Mesajı Okuyun
Old 13-01-2021, 12:47   #2
hırs

 
Varsayılan

Bununla ilgili olarak Asliye hukuk mahkemesinde menfi tespit davası açmanız daha doğru olur bence.Zira;
T.C.
YARGITAY
12. HUKUK DAİRESİ
E. 2016/498
K. 2016/12863
T. 2.5.2016
İİK'nun 38. maddesi gereğince icra dairesindeki kefaletler, ilamların icrası hakkındaki hükümlere tâbi olup, buna dair başvurular, ilama aykırılık iddiası niteliğindedir. Dolayısıyla bu konudaki şikayet, İİK'nun 16/2. maddesi uyarınca süresizdir. Üçüncü kişinin, icra dairesi önünde, takip borçlusunun borcuna kısmen veya tamamen kefil olması, diğer bir ifade ile borcun ödenmesini kısmen veya tamamen üstlenmesi halinde icra kefaleti doğar. İcra kefaletleri, müteselsil kefalet hükmünde olup, icra kefaletinin şekli hakkında İcra ve İflas Kanunu'nda özel bir düzenleme bulunmadığından, kefalet tarihi itibarı ile yürürlükte bulunan 6098 Sayılı Türk Borçlar Kanunu'nun 583 ve 584. maddeleri hükümlerinin göz önünde bulundurulması gerekir. İİK.'nun 38. maddesi uyarınca ilam hükmünde olan icra kefaletinin ilamlı icra takibine konu edilebilmesi ve icra kefiline icra emri tebliğ edilebilmesi için, icra kefaletinin Türk Borçlar Kanunu'nda öngörülen şekil şartlarına uygun olarak yapılmış olması gerekir.

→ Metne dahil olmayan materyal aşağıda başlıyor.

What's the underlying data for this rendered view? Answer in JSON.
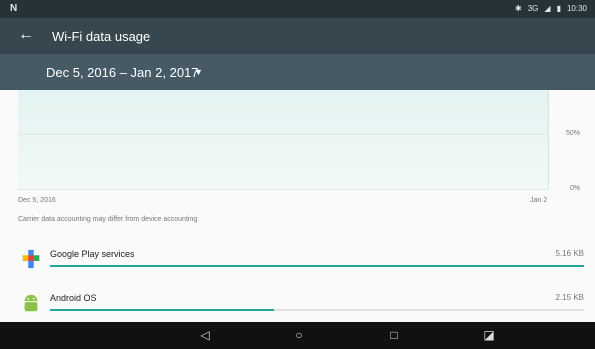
{
  "status_bar": {
    "left_icon": "N",
    "network": "3G",
    "time": "10:30"
  },
  "app_bar": {
    "title": "Wi-Fi data usage",
    "back_icon": "arrow-left-icon"
  },
  "cycle": {
    "label": "Dec 5, 2016 – Jan 2, 2017",
    "dropdown_icon": "caret-down-icon"
  },
  "chart": {
    "pct_top": "50%",
    "pct_bottom": "0%",
    "start_label": "Dec 5, 2016",
    "end_label": "Jan 2"
  },
  "note": "Carrier data accounting may differ from device accounting",
  "apps": [
    {
      "name": "Google Play services",
      "size": "5.16 KB",
      "fraction": 1.0,
      "icon": "google-play-services-icon"
    },
    {
      "name": "Android OS",
      "size": "2.15 KB",
      "fraction": 0.42,
      "icon": "android-icon"
    }
  ],
  "nav": [
    "back-icon",
    "home-icon",
    "recents-icon",
    "screenshot-icon"
  ],
  "colors": {
    "accent": "#26a69a",
    "appbar": "#37474f",
    "subbar": "#455a64"
  }
}
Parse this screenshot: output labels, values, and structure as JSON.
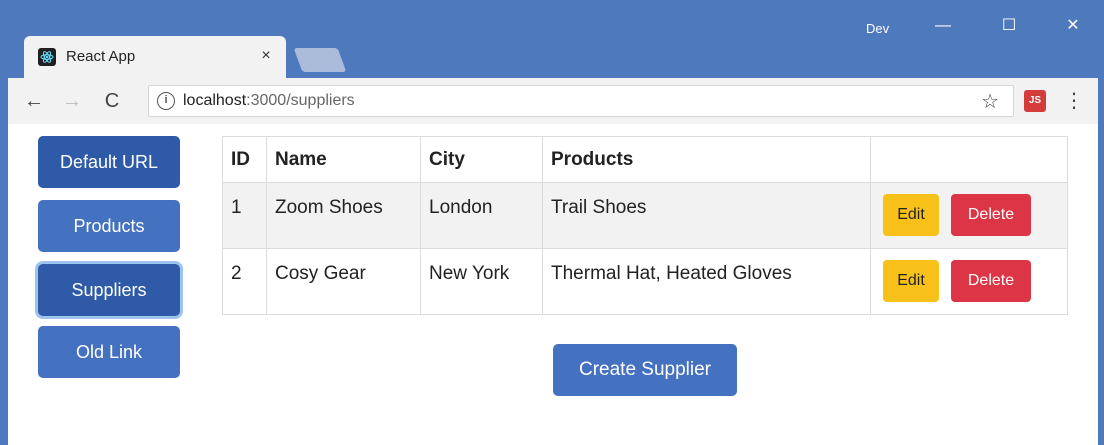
{
  "browser": {
    "tab_title": "React App",
    "tab_close": "×",
    "profile": "Dev",
    "minimize": "—",
    "maximize": "☐",
    "close": "✕",
    "url_host": "localhost",
    "url_path": ":3000/suppliers",
    "info": "i",
    "star": "☆",
    "menu": "⋮"
  },
  "nav": {
    "items": [
      {
        "label": "Default URL"
      },
      {
        "label": "Products"
      },
      {
        "label": "Suppliers"
      },
      {
        "label": "Old Link"
      }
    ]
  },
  "table": {
    "headers": [
      "ID",
      "Name",
      "City",
      "Products",
      ""
    ],
    "rows": [
      {
        "id": "1",
        "name": "Zoom Shoes",
        "city": "London",
        "products": "Trail Shoes",
        "edit": "Edit",
        "delete": "Delete"
      },
      {
        "id": "2",
        "name": "Cosy Gear",
        "city": "New York",
        "products": "Thermal Hat, Heated Gloves",
        "edit": "Edit",
        "delete": "Delete"
      }
    ]
  },
  "create_button": "Create Supplier",
  "colors": {
    "chrome": "#4f79bd",
    "primary": "#4471c0",
    "warning": "#f8c11a",
    "danger": "#dc3545"
  }
}
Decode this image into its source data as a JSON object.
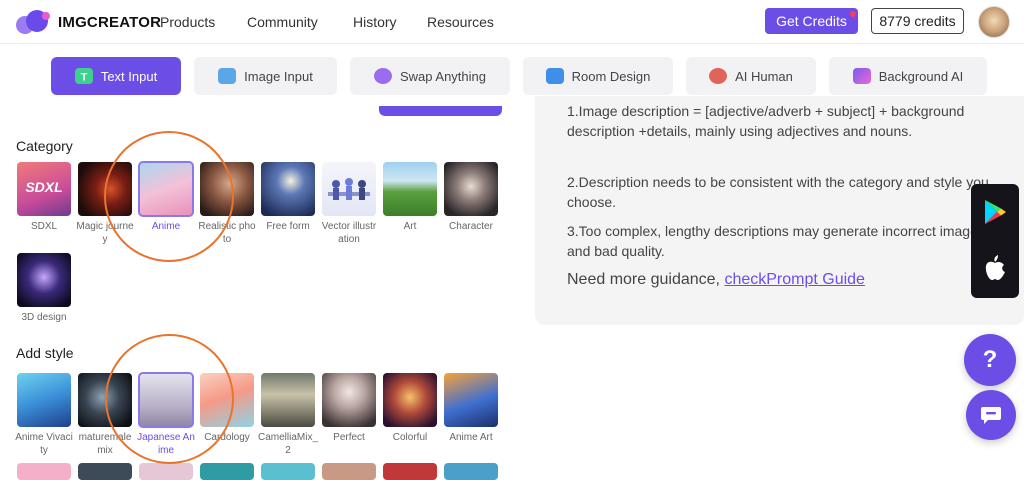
{
  "header": {
    "logo_text": "IMGCREATOR",
    "nav": [
      "Products",
      "Community",
      "History",
      "Resources"
    ],
    "get_credits": "Get Credits",
    "credits": "8779 credits"
  },
  "tabs": [
    {
      "label": "Text Input",
      "icon": "text-input-icon",
      "active": true
    },
    {
      "label": "Image Input",
      "icon": "image-input-icon"
    },
    {
      "label": "Swap Anything",
      "icon": "swap-icon"
    },
    {
      "label": "Room Design",
      "icon": "room-icon"
    },
    {
      "label": "AI Human",
      "icon": "ai-human-icon"
    },
    {
      "label": "Background AI",
      "icon": "background-icon"
    }
  ],
  "category": {
    "title": "Category",
    "items": [
      {
        "label": "SDXL"
      },
      {
        "label": "Magic journey"
      },
      {
        "label": "Anime",
        "selected": true
      },
      {
        "label": "Realistic photo"
      },
      {
        "label": "Free form"
      },
      {
        "label": "Vector illustration"
      },
      {
        "label": "Art"
      },
      {
        "label": "Character"
      },
      {
        "label": "3D design"
      }
    ]
  },
  "style": {
    "title": "Add style",
    "items": [
      {
        "label": "Anime Vivacity"
      },
      {
        "label": "maturemalemix"
      },
      {
        "label": "Japanese Anime",
        "selected": true
      },
      {
        "label": "Cardology"
      },
      {
        "label": "CamelliaMix_2"
      },
      {
        "label": "Perfect"
      },
      {
        "label": "Colorful"
      },
      {
        "label": "Anime Art"
      }
    ]
  },
  "tips": {
    "tip1": "1.Image description = [adjective/adverb + subject] + background description +details, mainly using adjectives and nouns.",
    "tip2": "2.Description needs to be consistent with the category and style you choose.",
    "tip3": "3.Too complex, lengthy descriptions may generate incorrect images and bad quality.",
    "guide_text": "Need more guidance, ",
    "guide_link": "checkPrompt Guide"
  },
  "help_label": "?",
  "colors": {
    "accent": "#6c4de6",
    "highlight_ring": "#e8742e"
  }
}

Nitekim, söz konusu Kanun'un 583. maddesinin birinci fıkrasında; ''Kefalet sözleşmesi, yazılı şekilde yapılmadıkça ve kefilin sorumlu olacağı azamî miktar ile kefalet tarihi belirtilmedikçe geçerli olmaz. Kefilin, sorumlu olduğu azamî miktarı, kefalet tarihini ve müteselsil kefil olması durumunda, bu sıfatla veya bu anlama gelen herhangi bir ifadeyle yükümlülük altına girdiğini kefalet sözleşmesinde kendi el yazısıyla belirtmesi şarttır'' hükmüne yer verilmiştir. Anılan Kanun'da belirtilen bu şartlara uygun olarak takibin asıl borçlu yönünden kesinleşmesinden önceki zamanda icra kefaleti verilmesi mümkündür. Ancak takip borçluları yönünden takip kesinleşmeden icra kefiline icra emri gönderilemez.

Somut olayda takip asıl borçlu yönünden kesinleştikten sonra icra kefiline icra emri gönderilmiş ise de icra kefilinin el yazısı ile icra kefaleti verilmediği anlaşıldığından bu eksiklik sebebiyle geçersiz olduğunun kabulü gerekir. Ancak icra kefaletinin geçersizliği ve iptaline karar verilmesi icra mahkemesinin görev alanı dışında olup icra kefiline çıkarılan icra emrinin ve buna bağlı olarak icra kefiline ait mallara konulan haczin iptaline karar vermekle yetinilmesi gerekirken icra kefaletinin iptaline karar verilmesi isabetsiz olup bozmayı gerektirmiştir."
T.C.
YARGITAY
19. HUKUK DAİRESİ
E. 2017/4888
K. 2019/5039
T. 7.11.2019
Dava, kefalet sözleşmesi ve taahhütnameye dayalı alacağın tahsiline yönelik başlatılan icra takiplerinden borçlu olunmadığının tespiti ve istirdat istemine ilişkindir.

Taraflar arasında düzenlenen taahhütname TBK 603. madde uyarınca kefaletin şekline ve kefil olma ehliyetine ilişkin hükümlere tabi olması ve dolayısıyla yasanın TBK 583. maddesindeki şekil koşullarını taşıması gerekir.

Söz konusu taahhütnamenin incelenmesinde, borçluların dava dışı şahıslar ile davacılar olduğu, taahhütnamede tek bir tarih ve miktarın yazılı olduğu, her bir borçlunun kefalet limitinin ve ödemeyi taahhüt ettiği borcun miktarının ve tarihinin de yazılı olmadığı bu nedenle söz konusu taahhütnamenin TBK 583/1. maddesi uyarınca şekli unsurları taşımadığı ve geçersiz olduğu anlaşılmış olup, Bölge Adliye mahkemesince ilk derece mahkeme kararına ilişkin istinaf başvurusunun esastan kabulüyle davanın kabulüne karar verilmesi gerekirken, yanılgılı gerekçeyle davanın reddine karar verilmesi doğru görülmemiş, hükmün bozulması gerekmiştir.